Since the source-sink relationship is variable, the direction of movement in the phloem can be upwards or downwards, i.e., bi-directional. This contrasts with that of the xylem where the movement is always unidirectional, i.e., upwards. Hence, unlike one-way flow of water in transpiration, food in phloem sap can be transported in any required direction so long as there is a source of sugar and a sink able to use, store or remove the sugar.
Phloem sap is mainly water and sucrose, but other sugars, hormones and amino acids are also transported or translocated through phloem.

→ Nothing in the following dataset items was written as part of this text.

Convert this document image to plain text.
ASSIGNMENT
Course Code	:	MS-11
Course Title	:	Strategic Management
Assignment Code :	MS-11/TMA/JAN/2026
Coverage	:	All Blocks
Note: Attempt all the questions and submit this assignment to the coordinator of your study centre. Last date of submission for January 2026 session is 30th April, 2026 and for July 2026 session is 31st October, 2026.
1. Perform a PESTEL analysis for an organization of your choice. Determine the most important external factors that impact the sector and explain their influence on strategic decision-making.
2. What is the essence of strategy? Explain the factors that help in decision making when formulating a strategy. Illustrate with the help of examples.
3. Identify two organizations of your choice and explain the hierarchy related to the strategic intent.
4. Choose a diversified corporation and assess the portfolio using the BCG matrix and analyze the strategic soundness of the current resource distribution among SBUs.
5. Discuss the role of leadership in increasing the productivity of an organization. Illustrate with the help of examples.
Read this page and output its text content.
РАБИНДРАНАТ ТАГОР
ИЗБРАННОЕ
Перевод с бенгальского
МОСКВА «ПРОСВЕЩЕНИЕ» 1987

The Pressure Flow or Mass Flow Hypothesis
The accepted mechanism used for the translocation of sugars from source to sink is called the pressure flow hypothesis. As glucose is prepared at the source (by photosynthesis) it is converted to sucrose (a dissacharide). The sugar is then moved in the form of sucrose into the companion cells and then into the living phloem sieve tube cells by active transport. This process of loading at the source produces a hypertonic condition in the phloem. Water in the adjacent xylem moves into the phloem by osmosis. As osmotic pressure builds up the phloem sap will move to areas of lower pressure. At the sink osmotic pressure must be reduced. Again active transport is necessary to move the sucrose out of the phloem sap and into the cells which will use the sugar – converting it into energy, starch, or cellulose. As sugars are removed, the osmotic pressure decreases and water moves out of the phloem.
phloem transport
To summarise, the movement of sugars in the phloem begins at the source, where sugars are loaded (actively transported) into a sieve tube. Loading of the phloem sets up a water potential gradient that facilitates the mass movement in the phloem.
Phloem tissue is composed of sieve tube cells, which form long columns with holes in their end walls called sieve plates. Cytoplasmic strands pass through the holes in the sieve plates, so forming continuous filaments. As hydrostatic pressure in the phloem sieve tube increases, pressure flow begins, and the sap moves through the phloem. Meanwhile, at the sink, incoming sugars are actively transported out of the phloem and removed Sugars leave sieve tube for metabolism and storage; water follows by osmosis as complex carbohydrates. The loss of solute produces a high water potential in the phloem, and water passes out, returning eventually to xylem.